By Teri Vance

As the Nevada Legislature resumes session this week, Carson City District Attorney Jason Woodbury and other officials are looking for clarification how to implement the legalization of recreational marijuana, which was approved by Nevada voters in November’s election.
“We’re watching the Legislature closely,” Woodbury said. “It would be nice to have some Legislative guidance in some of the areas Question 2 opened up.”

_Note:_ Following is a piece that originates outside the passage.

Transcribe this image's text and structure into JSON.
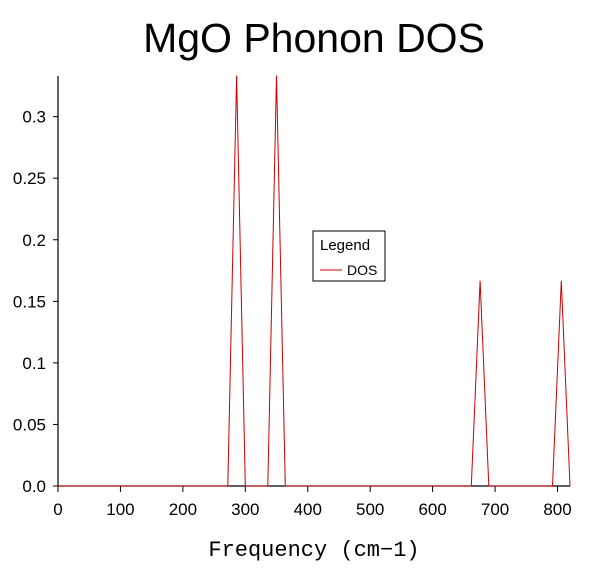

For now, Carson City is in a holding pattern. The measure, which legalized the recreational use of marijuana starting Jan. 1, allowed the Department of Taxation one year to craft regulations of the approved establishments.
“Carson City adopted a moratorium on marijuana establishments until we see the regulations,” Woodbury said. “We’re in the gap period.”
The Department of Taxation expects to have the regulations drawn up by summer.
“We’ll want to see what those regulations look like, and we’ll add any regulations we need to protect the people of Carson City,” Woodbury said. “In theory, it could be ready by the end of the year. It could be longer.”
While users can grow their own plants — six per person or up to 12 per household — they are prohibited from doing so within 25 miles of an approved establishment. Only those establishments will be allowed to sell it.
“That was on of the hidden caveats of the bill,” Woodbury explained. “Believe me, it’s big business.”
Woodbury said a city task force is meeting to iron out the process of implementing the new law.
“To some extent, the writing was on the wall, and we knew the passage was a very real possibility,” he said. “We were preparing for its passage for a long time. You think you can evaluate every scenario that might come up. We have a handle, certainly, on the basics, but there’s a lot of filling in the gaps.
“As the law goes into effect, and we see real-life scenarios we didn’t think of, there’s a lot of work to do,” he said.
Law enforcement has already had to address the use of drug dogs in detecting controlled substances inside a vehicle. The dogs are trained to alert officers of an array of drugs, including marijuana, which is no longer illegal.
“We work very closely with the sheriff’s office to establish general protocol,” he said. “There needs to be additional questions asked now to assess if the substance is marijuana before officers can determine probable cause to search a vehicle.”
There also needs to be some refining when determining if a person is driving under the influence of the drug.
“We’re in a strange new area,” Woodbury said.
They do have some insight, however.
“Because we’ve gone through the legalization of medical marijuana, I would anticipate this would be more streamlined,” he said. “We have a model.”